One of the things we need to understand is grace includes the excluded. Jesus sent the disciples on ahead to a Samaritan village. Who were the Samaritans? The Samaritans were despised by the Jews because they had intermarried with the Gentiles even though it was forbidden by God. Although they worshiped Yahweh as did the Jews, their religion was not mainstream Judaism. They accepted only the first five books of the Bible as canonical, and their temple was on Mount Gerazim instead of on Mount Zion in Jerusalem. They also did not refrain from pronouncing Gopd’s name which was forbidden in Judaism. Because of their imperfect adherence to Judaism and their partly pagan ancestry, the Samaritans were despised by ordinary Jews. Jews so despised the Samaritans, they would take two to three days longer to go around Samaria rather than go through when traveling from Judean to Galilee.
So if it was forbidden to have any contact with Samaritans, why is Jesus going through villages in Samaria which Jews would avoid like the plague? Because grace includes the excluded. In Luke 10, Jesus is uses the parable of the Good Samaritan. In the Jew’s eyes, how can any Samaritan be good? Look at Luke 10:25, an expert in the law stood up to test Jesus. An expert in the law was someone who had totally memorized the Pentateuch or Torah, which are the first five books of Moses and its 613 laws. Now this expert asks Jesus, “What must I do to inherit eternal life?” Jesus asks, “What is written in the law? And the man said, “Love the Lord your God with all of your heart, soul, mind and strength, and love your neighbor as yourself.””
The key word is love. If you want to understand God, you have to understand his love. The best explanation of God in Scripture is love. To see love in its purest form is to see who God is. He is love. But it’s not any old love, it’s unconditional love. There’s not anything you can do to earn or deserve God’s love and there’s nothing you can do to lose God’s love. It’s unconditional. God’s love has no conditions. So, Jesus says, “You have answered correctly. Do this and you will live.” That leads us to our second point: grace is unconditional love.

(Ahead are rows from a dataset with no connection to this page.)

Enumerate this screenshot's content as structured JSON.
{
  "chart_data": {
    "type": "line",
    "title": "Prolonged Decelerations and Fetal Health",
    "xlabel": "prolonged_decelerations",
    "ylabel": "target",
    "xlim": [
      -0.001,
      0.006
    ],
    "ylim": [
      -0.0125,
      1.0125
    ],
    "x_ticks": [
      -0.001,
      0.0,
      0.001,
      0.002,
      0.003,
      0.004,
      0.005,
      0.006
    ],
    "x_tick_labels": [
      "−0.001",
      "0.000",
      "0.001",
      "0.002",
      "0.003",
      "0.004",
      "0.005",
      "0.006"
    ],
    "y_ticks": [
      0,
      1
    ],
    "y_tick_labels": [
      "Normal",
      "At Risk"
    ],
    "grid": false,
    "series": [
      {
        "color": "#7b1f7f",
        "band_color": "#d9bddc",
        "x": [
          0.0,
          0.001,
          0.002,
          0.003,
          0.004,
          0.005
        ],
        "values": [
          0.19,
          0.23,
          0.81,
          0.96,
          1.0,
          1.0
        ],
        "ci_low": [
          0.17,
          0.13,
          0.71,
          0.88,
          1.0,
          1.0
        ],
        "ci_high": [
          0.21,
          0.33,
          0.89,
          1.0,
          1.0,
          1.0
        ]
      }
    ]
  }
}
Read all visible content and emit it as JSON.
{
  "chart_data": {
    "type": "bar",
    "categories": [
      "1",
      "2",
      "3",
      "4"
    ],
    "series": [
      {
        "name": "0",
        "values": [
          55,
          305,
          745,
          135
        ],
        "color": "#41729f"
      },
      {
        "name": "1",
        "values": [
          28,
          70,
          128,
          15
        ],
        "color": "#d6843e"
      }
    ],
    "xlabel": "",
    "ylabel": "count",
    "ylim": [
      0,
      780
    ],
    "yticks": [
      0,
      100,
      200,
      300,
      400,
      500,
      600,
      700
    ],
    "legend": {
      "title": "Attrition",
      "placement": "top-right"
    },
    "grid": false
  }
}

He doesn’t say anything about following and living out the 613 laws. He focuses one thing: love, loving God and loving neighbor. The expert presses Jesus further when he asks: “Who is my neighbor?” In other words, who is in and who is out? Who is right? Who is wrong? Who is in good standing with God and who isn’t? Who am I obligated to love and who don’t I have to love? So Jesus tells the parable, of the Good Samaritan.
There were no good Samaritans in the eyes of the Jews, they had violated too many of God’s laws. But Jesus tells the story of a man who was mugged, beaten and left for dead. A Priest passed by and moves to the other side of the road ignoring the hurt man and then a Levite. Levites were one of the twelve tribes of Israel. All priests of the Temple came out of the Levite tribe. Thus, they were immersed in the word of God and sought to live out perfectly the law of God. But they pass on by this Samaritan who is beaten ad bloodied because they had no obligation by the law to stop and help. He was a Samaritan for God’s sake! Then a Samaritan saw the man and took pity on him. He bandaged his wounds and took him to an inn to care of him. The next day, asked the inn keeper to look after the man promising to pay for the cost. And Jesus asks, “Which of these do you think was the neighbor of the man who fell in to the hands of the robber?” The expert replied “the one who has mercy on him.” And Jesus said, “Go and do likewise.”